We have built a prototype crawler that crawls a DODS site given the URL
for the site and finds all DODS files at the site. The problem is that
it has no way at present of differentiating between files in a data set
and the data set itself. At our site (a satellite archive) there are
currently in excess of 50,000 files and will soon be in excess of 100,000.
This makes sorting out the information returned by the crawler difficult
at best. (In situ archives can have 100,000s to millions of files - one
per xbt depending on the organization of the site.) Steve Hankin's group
is working adding the ability to group files into data sets. I believe
that he is working with the GCMD on this.
> The situation with ADDE servers is somewhat different. You can (more or
> less) query the server to find out whats available, but this collection of
> information takes a while (eg 8 minutes for complete image data on unidata's
> ADDE server), too long for interactive (eg MetApp) access.
But you still have to know the URL for the server itself. I assume that
there is more than one server? If that is the case there needs to be a
high level list somewhere of server sites. This high level list could
just as well be a list of data set URLs (where there might be a number
at a given site - back to the DODS data set list). Is your concern
currency at the directory? This is the issue that we hope to address
with the crawler. In fact, we hope to take the crawler one step farther
by adding a web page in the htdocs directory that says "I'm a DODS
server, here I am". A crawler can then not only crawl a given site
but when combined with a network crawler, crawl the entire network.
Well, not really, the way I see such a harvester is that it would use
existing repositories (dogpile, yahoo,...) to find server sites and
then direct the site crawler to crawl the sites.

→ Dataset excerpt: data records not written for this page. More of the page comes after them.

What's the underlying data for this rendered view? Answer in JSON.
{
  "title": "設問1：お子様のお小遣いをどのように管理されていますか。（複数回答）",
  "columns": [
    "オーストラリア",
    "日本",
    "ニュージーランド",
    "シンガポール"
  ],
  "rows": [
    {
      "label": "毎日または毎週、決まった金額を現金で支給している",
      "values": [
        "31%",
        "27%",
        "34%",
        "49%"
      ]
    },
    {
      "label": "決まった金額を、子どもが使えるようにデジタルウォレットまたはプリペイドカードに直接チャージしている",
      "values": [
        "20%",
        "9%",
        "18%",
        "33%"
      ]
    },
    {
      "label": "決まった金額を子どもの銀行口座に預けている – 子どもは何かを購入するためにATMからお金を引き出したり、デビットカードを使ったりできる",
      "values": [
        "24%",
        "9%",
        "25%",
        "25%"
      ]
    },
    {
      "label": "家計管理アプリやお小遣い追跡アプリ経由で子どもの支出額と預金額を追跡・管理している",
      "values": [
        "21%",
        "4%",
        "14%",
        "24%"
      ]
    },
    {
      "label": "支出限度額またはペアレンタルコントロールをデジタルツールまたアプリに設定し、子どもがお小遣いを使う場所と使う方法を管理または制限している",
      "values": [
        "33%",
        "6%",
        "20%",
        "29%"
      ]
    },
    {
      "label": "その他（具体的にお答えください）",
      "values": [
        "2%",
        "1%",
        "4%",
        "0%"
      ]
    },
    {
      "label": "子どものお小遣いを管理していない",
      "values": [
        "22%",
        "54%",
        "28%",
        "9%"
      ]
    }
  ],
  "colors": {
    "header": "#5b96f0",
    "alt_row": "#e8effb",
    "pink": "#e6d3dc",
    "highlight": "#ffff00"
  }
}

> In both cases the role of THREDDS might be the middleware that does data
> discovery on the servers to provide fast responses to the clients.

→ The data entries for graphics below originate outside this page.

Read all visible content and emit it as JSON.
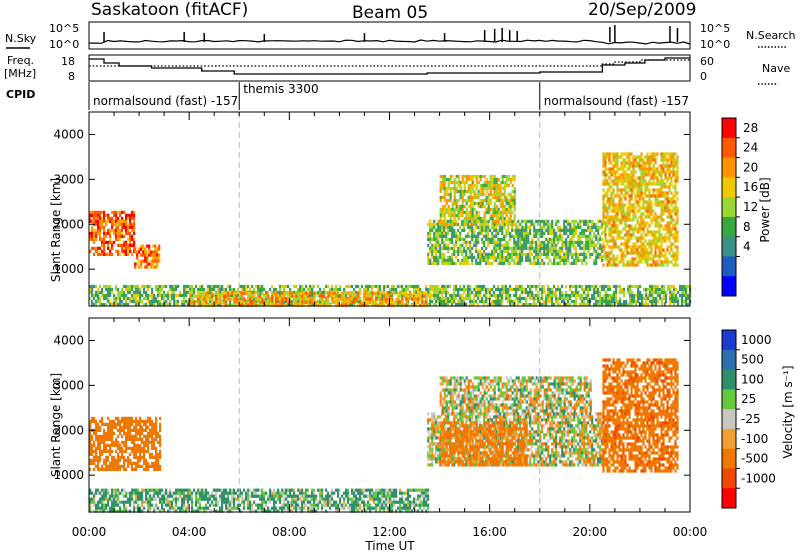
{
  "header": {
    "radar": "Saskatoon (fitACF)",
    "beam": "Beam 05",
    "date": "20/Sep/2009"
  },
  "summary_panels": {
    "nsky_label": "N.Sky",
    "nsky_ticks": [
      "10^5",
      "10^0"
    ],
    "nsearch_label": "N.Search",
    "freq_label_line1": "Freq.",
    "freq_label_line2": "[MHz]",
    "freq_ticks": [
      "18",
      "8"
    ],
    "nave_label": "Nave",
    "nave_ticks": [
      "60",
      "0"
    ],
    "cpid_label": "CPID",
    "cpid_segments": [
      {
        "text": "normalsound (fast) -157",
        "start_hour": 0,
        "end_hour": 6
      },
      {
        "text": "themis 3300",
        "start_hour": 6,
        "end_hour": 18
      },
      {
        "text": "normalsound (fast) -157",
        "start_hour": 18,
        "end_hour": 24
      }
    ]
  },
  "axes": {
    "xlabel": "Time UT",
    "x_ticks": [
      "00:00",
      "04:00",
      "08:00",
      "12:00",
      "16:00",
      "20:00",
      "00:00"
    ],
    "ylabel": "Slant Range [km]",
    "y_ticks": [
      "4000",
      "3000",
      "2000",
      "1000"
    ]
  },
  "colorbars": {
    "power_label": "Power [dB]",
    "power_ticks": [
      "28",
      "24",
      "20",
      "16",
      "12",
      "8",
      "4"
    ],
    "power_colors": [
      "#ff0000",
      "#ff5a00",
      "#ff9400",
      "#f2c800",
      "#9ed631",
      "#39a842",
      "#3e8f86",
      "#1c5ec0",
      "#0000ff"
    ],
    "velocity_label": "Velocity [m s⁻¹]",
    "velocity_ticks": [
      "1000",
      "500",
      "100",
      "25",
      "-25",
      "-100",
      "-500",
      "-1000"
    ],
    "velocity_colors": [
      "#1c3ad0",
      "#2e6fb0",
      "#2f8f6a",
      "#63c93d",
      "#c8c8c0",
      "#f0a030",
      "#f07800",
      "#f04800",
      "#ff0000"
    ]
  },
  "chart_data": {
    "type": "heatmap",
    "x_range_hours": [
      0,
      24
    ],
    "y_range_km": [
      180,
      4500
    ],
    "vertical_markers_hours": [
      6,
      18
    ],
    "panels": [
      {
        "quantity": "Power",
        "units": "dB",
        "scale_range": [
          0,
          32
        ],
        "echo_regions": [
          {
            "t0": 0.0,
            "t1": 1.8,
            "r0": 1300,
            "r1": 2300,
            "level": 26
          },
          {
            "t0": 1.8,
            "t1": 2.8,
            "r0": 1050,
            "r1": 1550,
            "level": 24
          },
          {
            "t0": 0.0,
            "t1": 24.0,
            "r0": 200,
            "r1": 650,
            "level": 14
          },
          {
            "t0": 4.0,
            "t1": 13.5,
            "r0": 200,
            "r1": 500,
            "level": 22
          },
          {
            "t0": 13.5,
            "t1": 20.5,
            "r0": 1150,
            "r1": 2100,
            "level": 14
          },
          {
            "t0": 14.0,
            "t1": 17.0,
            "r0": 2000,
            "r1": 3100,
            "level": 18
          },
          {
            "t0": 20.5,
            "t1": 23.5,
            "r0": 1100,
            "r1": 3600,
            "level": 20
          }
        ]
      },
      {
        "quantity": "Velocity",
        "units": "m s-1",
        "scale_range": [
          -1000,
          1000
        ],
        "echo_regions": [
          {
            "t0": 0.0,
            "t1": 2.8,
            "r0": 1100,
            "r1": 2300,
            "level": -300
          },
          {
            "t0": 0.0,
            "t1": 13.5,
            "r0": 200,
            "r1": 700,
            "level": 120
          },
          {
            "t0": 13.5,
            "t1": 20.5,
            "r0": 1200,
            "r1": 2400,
            "level": 0
          },
          {
            "t0": 14.0,
            "t1": 20.0,
            "r0": 2400,
            "r1": 3200,
            "level": 5
          },
          {
            "t0": 14.0,
            "t1": 17.5,
            "r0": 1200,
            "r1": 2200,
            "level": -200
          },
          {
            "t0": 20.5,
            "t1": 23.5,
            "r0": 1100,
            "r1": 3600,
            "level": -400
          }
        ]
      }
    ]
  }
}
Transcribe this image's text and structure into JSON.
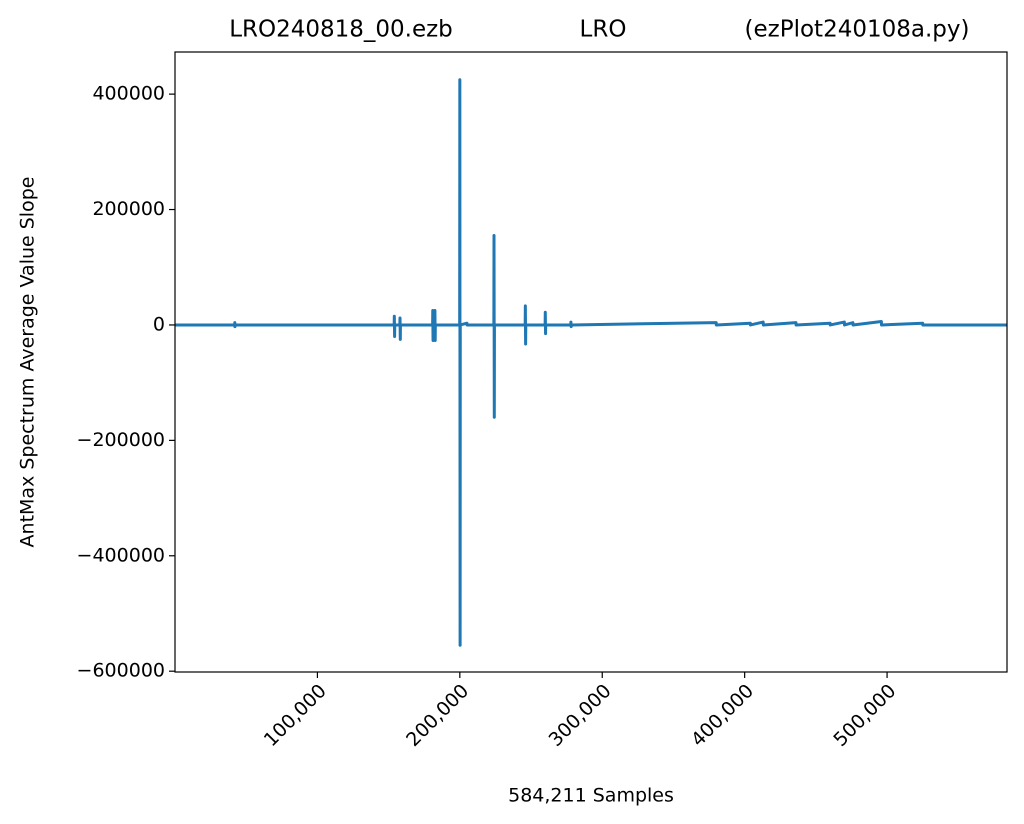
{
  "chart_data": {
    "type": "line",
    "title": [
      "LRO240818_00.ezb",
      "LRO",
      "(ezPlot240108a.py)"
    ],
    "xlabel": "584,211 Samples",
    "ylabel": "AntMax Spectrum Average Value Slope",
    "xlim": [
      0,
      584211
    ],
    "ylim": [
      -601400,
      473000
    ],
    "xticks": [
      {
        "value": 100000,
        "label": "100,000"
      },
      {
        "value": 200000,
        "label": "200,000"
      },
      {
        "value": 300000,
        "label": "300,000"
      },
      {
        "value": 400000,
        "label": "400,000"
      },
      {
        "value": 500000,
        "label": "500,000"
      }
    ],
    "yticks": [
      {
        "value": -600000,
        "label": "−600000"
      },
      {
        "value": -400000,
        "label": "−400000"
      },
      {
        "value": -200000,
        "label": "−200000"
      },
      0,
      200000,
      400000
    ],
    "grid": false,
    "x": [
      0,
      41900,
      42000,
      42100,
      42200,
      153900,
      154000,
      154200,
      154300,
      157900,
      158000,
      158200,
      158300,
      180900,
      181000,
      181200,
      182500,
      182700,
      182800,
      199900,
      200000,
      200200,
      200300,
      205000,
      205100,
      223900,
      224000,
      224200,
      224300,
      245900,
      246000,
      246200,
      246300,
      259900,
      260000,
      260200,
      260300,
      277900,
      278000,
      278200,
      278300,
      380000,
      380100,
      404000,
      404100,
      413000,
      413100,
      436000,
      436100,
      460000,
      460100,
      470000,
      470100,
      476000,
      476100,
      496000,
      496100,
      525000,
      525100,
      584211
    ],
    "series": [
      {
        "color": "#1f77b4",
        "values": [
          0,
          0,
          4000,
          -3000,
          0,
          0,
          15000,
          -20000,
          0,
          0,
          12000,
          -25000,
          0,
          0,
          25000,
          -27000,
          25000,
          -27000,
          0,
          0,
          425000,
          -555000,
          0,
          3000,
          0,
          0,
          155000,
          -160000,
          0,
          0,
          33000,
          -33000,
          0,
          0,
          22000,
          -15000,
          0,
          0,
          5000,
          -3000,
          0,
          4000,
          0,
          3000,
          0,
          5000,
          0,
          4000,
          0,
          3000,
          0,
          5000,
          0,
          4000,
          0,
          6000,
          0,
          3000,
          0,
          0
        ]
      }
    ]
  }
}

Yes, this is a possibility.
> I am looking forward to hearing more about data search and discovery at the
> developers meeting. We hope to corner Dan and see how his work might relate
> to THREDDS catalogs, and if we can merge our efforts in some way.
Sounds good to me.
> > 2) I could find very little information on APPE. Do you have a URL for a
> > site where it is described?
>
> Its ADDE (Abstract Data Distribution Environment, I think). Hopefully Tom
> Yoksas or Tom Whittaker can provide a good URL.
Sorry for the typo; I looked up ADDE when I did the web search.
> >
> > It might also be of interest to the group that the DODS effort will be
> funded
> > to look at a SOAP implementation associated with the core. This is a
> > prototype effort and should be complete within a year.
>
> That will be interesting.
>
> Thanks for your comments.
--
Peter Cornillon
Graduate School of Oceanography - Telephone: (401) 874-6283
University of Rhode Island - FAX: (401) 874-6728
Narragansett RI 02882 USA - Internet: pcornillon@xxxxxxxxxxx